There is a fairly major clue in the text that what Agnes writes about the sex scene is completely and utterly unreliable -- and I missed it the first time I read the book. The diary entry is quite clearly composed in hindsight, but Benjy's own mental filters colour how he presents it, and he does not realise that it's pure fantasy, because it fits the story he's built in his mind.
Obviously the book reads very differently on re-reading, when you can see what's going on underneath the surface. It's a fascinating study of the use of unreliable narration, because there's effectively more than one unreliable narrator, and their motives are different. I don't have any sense of Benjy being deliberately deceptive towards his potential readers, other than censoring his memoir because he doesn't want to shock his grandmother. But you're left with a sense that Agnes was deliberately deceiving someone, even if only herself. Though she does tell Benjy to ask Meredith, so perhaps she intended Benjy to know the truth, or at least some approximation of it.
(no subject)
Date: 2010-08-21 05:56 pm (UTC)One aspect of the book I find interesting, particularly given the period it was written and published in, is the handling of LGBT themes. You know fairly early in the book that Benjy isn't straight. As the story develops, it becomes clear to Benjy that Agnes and Jimmy are competing for more than Edward's platonic attention, and that Agnes is not aware of this (or in light of later developments, does not wish any potential audience to be aware of it). The initial twist in the resolution to the "why does Agnes marry Benjy's grandfather?" storyline makes it look as if the bisexual/gay men are at best careless of Agnes's feelings, and at worst that Edward is an unscrupulous user. Standard anti-bi stereotyping, in other words. But the final twist in the storyline sheds an entirely different light on what happened. Edward has not deceived Agnes, and Agnes has to some extent deceived the two men. And much, much later, the grandson who has read her diary in all too credulous a frame of mind. Gascoigne has used his unreliable narrators to first invoke a reader's prejudice, and then flip around the situation and make the reader question their initial reaction. And it's quite deliberate, so far as I can see.

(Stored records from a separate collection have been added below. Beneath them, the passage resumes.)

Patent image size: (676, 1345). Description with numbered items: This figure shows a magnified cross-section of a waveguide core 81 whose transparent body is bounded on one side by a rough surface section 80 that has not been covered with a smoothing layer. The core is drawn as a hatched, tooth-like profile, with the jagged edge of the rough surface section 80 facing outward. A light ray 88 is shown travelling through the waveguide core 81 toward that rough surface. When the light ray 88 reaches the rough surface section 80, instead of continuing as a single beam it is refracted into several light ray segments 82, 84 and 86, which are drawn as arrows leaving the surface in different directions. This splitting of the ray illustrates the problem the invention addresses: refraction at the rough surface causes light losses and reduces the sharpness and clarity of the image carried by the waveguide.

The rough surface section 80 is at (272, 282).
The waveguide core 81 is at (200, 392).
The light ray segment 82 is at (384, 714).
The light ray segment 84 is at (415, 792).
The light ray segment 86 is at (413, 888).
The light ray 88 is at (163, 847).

The end of the story is, alas, a sad one for the gay couple. But it's not in a "gays can't have a happy ending" way, simply a reflection on what happened to Edwardians during the Great War.
(no subject)
Date: 2010-08-22 08:00 pm (UTC)I think that was the only way their story could have ended in the context. Both because of the high chance that it would have happened taht way, and to have a reason for Meredith to be part of the household.

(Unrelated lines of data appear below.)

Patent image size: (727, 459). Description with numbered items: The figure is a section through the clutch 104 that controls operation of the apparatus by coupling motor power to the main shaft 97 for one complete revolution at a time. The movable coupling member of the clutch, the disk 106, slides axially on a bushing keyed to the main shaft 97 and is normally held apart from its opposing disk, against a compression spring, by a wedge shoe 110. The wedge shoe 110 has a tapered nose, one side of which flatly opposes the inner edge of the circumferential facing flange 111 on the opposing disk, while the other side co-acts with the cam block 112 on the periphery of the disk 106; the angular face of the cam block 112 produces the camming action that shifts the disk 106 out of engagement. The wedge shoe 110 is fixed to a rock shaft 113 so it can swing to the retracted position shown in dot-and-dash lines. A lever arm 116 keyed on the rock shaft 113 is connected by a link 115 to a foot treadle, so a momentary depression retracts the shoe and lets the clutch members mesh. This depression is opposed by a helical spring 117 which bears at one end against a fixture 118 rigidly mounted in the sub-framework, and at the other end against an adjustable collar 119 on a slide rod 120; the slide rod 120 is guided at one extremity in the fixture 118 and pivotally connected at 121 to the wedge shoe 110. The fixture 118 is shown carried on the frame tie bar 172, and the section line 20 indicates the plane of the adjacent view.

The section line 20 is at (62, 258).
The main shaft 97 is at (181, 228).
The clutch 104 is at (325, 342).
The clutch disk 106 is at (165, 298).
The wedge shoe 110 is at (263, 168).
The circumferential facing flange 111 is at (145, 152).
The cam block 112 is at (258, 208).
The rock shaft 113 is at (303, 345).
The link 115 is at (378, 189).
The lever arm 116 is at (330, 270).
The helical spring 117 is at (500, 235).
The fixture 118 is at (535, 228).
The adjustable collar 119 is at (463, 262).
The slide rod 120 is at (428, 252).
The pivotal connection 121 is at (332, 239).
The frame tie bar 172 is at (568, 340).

On a related note, I'm wondering whether Benjy was completely unaware of Meredith's sexuality because of the status difference, or whether it was a result of their respective personalities. This thought-process being particularly relevant when considering the attitude of my later C20th characters towards the concept of their (former) servants having a life that doesn't revolve around the family.
(no subject)
Date: 2010-08-31 10:27 am (UTC)I think there are several things going on with Benjy's blindness to Meredith's sexuality. There's definitely an element of "one's servants just don't *do* that", which Benjy explicitly refers to (and one of the things I like about Benjy is that he recognises and acknowledges his hypocrisy in this). Another is simply the age difference; Meredith has always been an old man in all the time Benjy has known him, and there's the usual belief of the young that they invented sex. And since Meredith has a slight element of "father figure" for Benjy, that's probably even stronger than it would be for random old man in his social contacts.
One thing that strikes me is that because of the way Benjy's been brought up mostly by his grandmother and her servants, he probably does have rather old-fashioned notions by the standards of his own generation and class about the relationship between servants and family.